March Madness success boosts USC’s reputation and wallet

With the Pac-12′s prowess and USC’s Elite Eight appearance, this year’s tournament brought new prestige and big payouts to the West Coast.

For the first time in 20 years, USC men’s basketball danced its way to the Elite Eight in the NCAA Tournament. This historic run, plus the media attention garnered by the Mobley brothers, will not only influence the school’s athletic reputation, but its revenue and finances.

For conferences like the Pac-12, which saw five of its schools given a bid to the tournament and three advance to the Elite Eight, it means payouts the likes of which have only been seen once before in tournament history.

A conference’s payout is based on an accumulation of “units,” which are earned every time a team advances in the tournament. The units are paid out to the respective conferences for the following six years, gaining interest each year. In 2021, each unit was worth $337,141. The Pac-12 had the most teams (3) advance to the Elite Eight, earning a total of 19 units by the end of the tournament. Each school, or member, of the Pac-12 will receive equal dividends of the revenue, regardless if it made the NCAA Tournament or not.

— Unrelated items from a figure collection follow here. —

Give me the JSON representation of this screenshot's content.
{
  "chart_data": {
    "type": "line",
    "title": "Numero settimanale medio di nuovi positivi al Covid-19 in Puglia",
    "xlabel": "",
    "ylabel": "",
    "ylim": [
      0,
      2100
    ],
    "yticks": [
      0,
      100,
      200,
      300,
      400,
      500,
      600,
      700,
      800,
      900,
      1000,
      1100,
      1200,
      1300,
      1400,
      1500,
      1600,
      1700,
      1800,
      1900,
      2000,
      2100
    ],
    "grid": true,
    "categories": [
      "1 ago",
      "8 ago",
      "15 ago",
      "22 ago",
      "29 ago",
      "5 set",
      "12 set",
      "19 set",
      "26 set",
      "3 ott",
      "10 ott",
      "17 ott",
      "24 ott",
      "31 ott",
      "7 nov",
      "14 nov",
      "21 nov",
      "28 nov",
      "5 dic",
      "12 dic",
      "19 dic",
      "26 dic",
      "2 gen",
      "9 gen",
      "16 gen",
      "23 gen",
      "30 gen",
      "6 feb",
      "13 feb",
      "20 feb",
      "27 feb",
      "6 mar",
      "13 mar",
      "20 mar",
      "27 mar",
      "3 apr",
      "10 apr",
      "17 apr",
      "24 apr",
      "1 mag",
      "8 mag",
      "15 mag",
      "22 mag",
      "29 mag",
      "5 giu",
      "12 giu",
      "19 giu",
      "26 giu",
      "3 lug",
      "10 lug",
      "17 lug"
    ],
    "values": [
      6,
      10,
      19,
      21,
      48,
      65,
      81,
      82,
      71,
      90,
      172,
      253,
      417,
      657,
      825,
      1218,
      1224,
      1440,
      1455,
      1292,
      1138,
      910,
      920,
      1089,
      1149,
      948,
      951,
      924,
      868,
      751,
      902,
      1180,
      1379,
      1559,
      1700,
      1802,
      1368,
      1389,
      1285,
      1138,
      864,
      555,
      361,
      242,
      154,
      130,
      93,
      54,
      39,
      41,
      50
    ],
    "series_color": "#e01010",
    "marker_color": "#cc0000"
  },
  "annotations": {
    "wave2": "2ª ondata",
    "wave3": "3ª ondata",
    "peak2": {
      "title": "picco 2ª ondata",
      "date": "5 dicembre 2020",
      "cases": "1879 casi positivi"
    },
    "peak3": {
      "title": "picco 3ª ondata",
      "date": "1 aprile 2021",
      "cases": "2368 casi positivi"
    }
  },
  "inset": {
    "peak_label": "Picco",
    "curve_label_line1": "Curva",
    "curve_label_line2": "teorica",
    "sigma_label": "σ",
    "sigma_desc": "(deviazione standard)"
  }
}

The question becomes: Where does the money go? According to the L.A. Times, the money based on units given by the Pac-12 to schools like USC go directly to the schools’ athletic departments. Schools can independently decide how to spend their share from there.

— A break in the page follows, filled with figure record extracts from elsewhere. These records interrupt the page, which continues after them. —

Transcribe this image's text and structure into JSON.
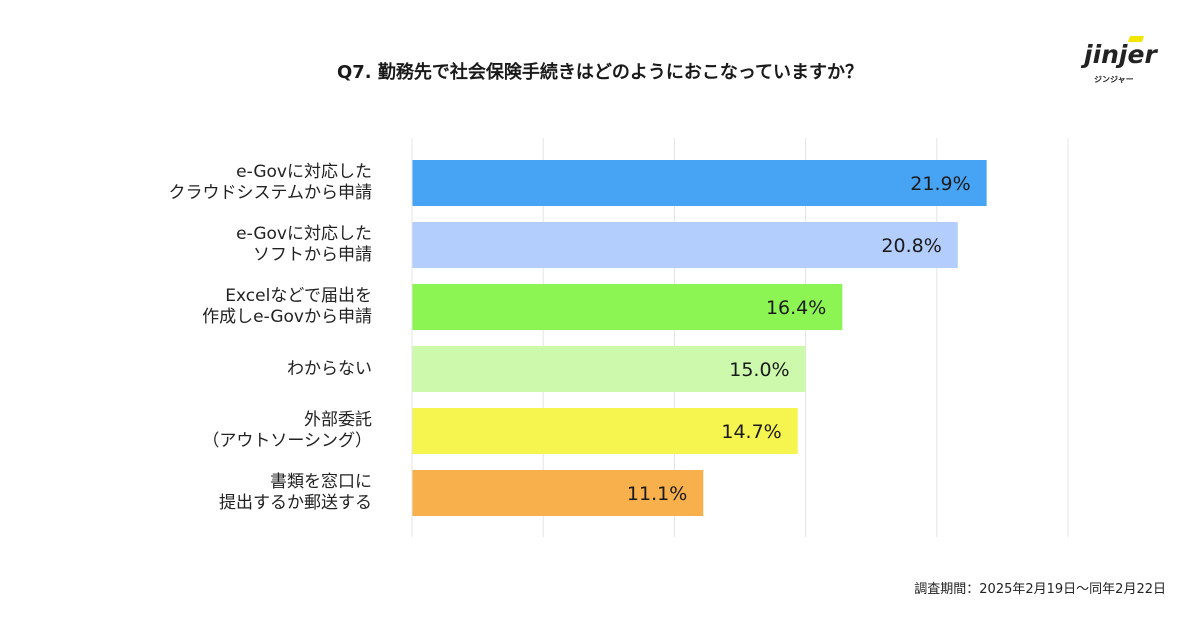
{
  "header": {
    "title": "Q7. 勤務先で社会保険手続きはどのようにおこなっていますか？"
  },
  "logo": {
    "word": "jinjer",
    "sub": "ジンジャー",
    "accent_color": "#f2e500"
  },
  "chart_data": {
    "type": "bar",
    "orientation": "horizontal",
    "categories": [
      "e-Govに対応した\nクラウドシステムから申請",
      "e-Govに対応した\nソフトから申請",
      "Excelなどで届出を\n作成しe-Govから申請",
      "わからない",
      "外部委託\n（アウトソーシング）",
      "書類を窓口に\n提出するか郵送する"
    ],
    "values": [
      21.9,
      20.8,
      16.4,
      15.0,
      14.7,
      11.1
    ],
    "data_labels": [
      "21.9%",
      "20.8%",
      "16.4%",
      "15.0%",
      "14.7%",
      "11.1%"
    ],
    "colors": [
      "#47a4f5",
      "#b3cdfc",
      "#8cf553",
      "#cdf9ad",
      "#f6f550",
      "#f7b04b"
    ],
    "xlim": [
      0,
      25
    ],
    "grid": true,
    "legend": "none"
  },
  "footnote": "調査期間：2025年2月19日〜同年2月22日"
}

For USC, which had not made it to the Elite Eight since 2001 before this year, the historic run is about more than just the finances, but also the program’s exposure and long-term development.

Darren Rovell, a sports business analyst for The Action Network, discussed the implications of such success on a conference like the Pac-12 that has faced criticism in past years.

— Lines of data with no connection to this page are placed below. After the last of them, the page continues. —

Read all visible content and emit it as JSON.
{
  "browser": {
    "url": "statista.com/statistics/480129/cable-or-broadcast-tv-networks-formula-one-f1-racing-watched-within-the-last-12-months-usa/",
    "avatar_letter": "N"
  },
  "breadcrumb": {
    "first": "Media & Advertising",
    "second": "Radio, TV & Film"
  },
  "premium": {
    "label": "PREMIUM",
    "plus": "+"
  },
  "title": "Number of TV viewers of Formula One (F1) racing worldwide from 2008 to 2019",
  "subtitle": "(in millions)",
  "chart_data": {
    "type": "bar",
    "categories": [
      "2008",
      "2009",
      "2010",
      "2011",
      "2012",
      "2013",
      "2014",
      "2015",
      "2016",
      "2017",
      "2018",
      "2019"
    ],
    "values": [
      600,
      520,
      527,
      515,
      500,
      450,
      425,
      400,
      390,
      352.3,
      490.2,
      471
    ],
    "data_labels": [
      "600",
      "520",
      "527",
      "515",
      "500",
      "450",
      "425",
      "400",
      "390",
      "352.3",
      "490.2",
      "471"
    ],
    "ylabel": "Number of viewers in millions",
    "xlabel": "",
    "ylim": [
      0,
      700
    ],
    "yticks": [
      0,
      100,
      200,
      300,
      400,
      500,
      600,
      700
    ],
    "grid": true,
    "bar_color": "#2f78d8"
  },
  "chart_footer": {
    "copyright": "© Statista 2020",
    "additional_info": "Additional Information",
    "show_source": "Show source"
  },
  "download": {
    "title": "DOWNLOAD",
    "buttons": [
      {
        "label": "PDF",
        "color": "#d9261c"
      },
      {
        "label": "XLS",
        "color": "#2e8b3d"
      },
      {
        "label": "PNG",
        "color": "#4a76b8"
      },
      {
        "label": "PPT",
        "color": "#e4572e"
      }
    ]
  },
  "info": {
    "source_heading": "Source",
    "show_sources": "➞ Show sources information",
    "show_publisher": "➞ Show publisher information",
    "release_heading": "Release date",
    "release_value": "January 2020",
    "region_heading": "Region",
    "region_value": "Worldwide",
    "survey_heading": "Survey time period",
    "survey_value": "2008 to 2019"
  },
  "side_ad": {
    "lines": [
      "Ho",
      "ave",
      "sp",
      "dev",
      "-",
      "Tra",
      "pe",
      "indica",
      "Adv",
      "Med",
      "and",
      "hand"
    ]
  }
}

“Obviously, it’s given the conference — whose TV deal and whose leadership has been called a disaster — confidence and relevance,” Rovell said. “A run through the tournament and going this far, especially when there’s not a lot of expectations, is something that’s big for them. There’s a lot of positive energy potential.”

USC associate professor of professional practice Miki Turner said that USC men’s basketball’s revenue from the tournament will be best served toward recruiting new players to replace powerhouses leaving the program, such as freshman forward Evan Mobley, who declared for the 2021 NBA Draft on April 16.

“I think that USC probably will see a sort of resurgence financially and in terms of recruitment for its run this year,” Turner said. “Once you recruit the top players, five star players, then you generate even more money.”

Still, the Pac-12 competes with seemingly more popular conferences like the Big Ten, ACC and Big 12 for national attention. For a conference like the Pac-12 that “started from behind,” as said by USC associate professor of professional practice Jeff Fellenzer, the progress made in the 2021 tournament could indicate future growth.

“The perceptions that you leave the public with at the end of a season carry over into the next season in the off-season talk – the preseason rankings, recruiting, national outlook,” Fellenzer said. “All of the sudden, Pac-12 schools will be in rankings pre-season, and that gets you to the national conversation, that gets your coaches and players on talk shows and feature stories. It provides an upward arc into the next season.”

In terms of media attention, senior director of business communications and heritage for the L.A. Kings Jeff Moeller emphasized the importance of national and local news coverage surrounding Pac-12 teams.

“USC basketball winning like they did has a trickle-down effect in town as it relates to sports coverage,” he said. “USC and UCLA were basically owning the town, in addition to the national coverage they were receiving, which is obviously beyond the norm. As a sports team you think through those types of decisions – timing is very important, as is having your pulse on the city at the moment.”

Aside from the traditional freshman recruitment route that USC has impressed with in recent years — with the Mobleys, Onyeka Okongwu and Kevin Porter Jr. — USC’s newfound reputation can benefit the program greatly through the transfer portal. Players such as junior guard Drew Peterson, redshirt senior guard Tahj Eaddy, redshirt senior forward Chevez Goodwin and redshirt senior guard Isaiah White were among the powerhouse transfers for the 2020-21 season that boosted the Trojans’ dynamic.

“The key is learning how you can build a program that could sustain those losses [of USC NBA draft picks] and ... what helps is the transfer portal,” Fellenzer said. “Obviously USC used it to its best impact, most effectively this past year with transfers that were really good. It’s not a traditional way of building a program, but these are sort of untraditional times with things like the portal that we have currently.”

On April 12, San Diego native Boogie Ellis announced his transfer to play basketball at USC starting in his upcoming junior year. As a sophomore point guard at Memphis, he averaged 10.2 points on 40% shooting. With increased media attention, transfer portal attractiveness and an inflated reputation, basketball excellence has an opportunity to shift to the West Coast in the coming years if the Pac-12 continues to deliver.

“It’s going to take a while, but I don’t see any reason why USC can’t build upon this moment and really sort of build a quality basketball team that will last for decades and not months,” Turner said.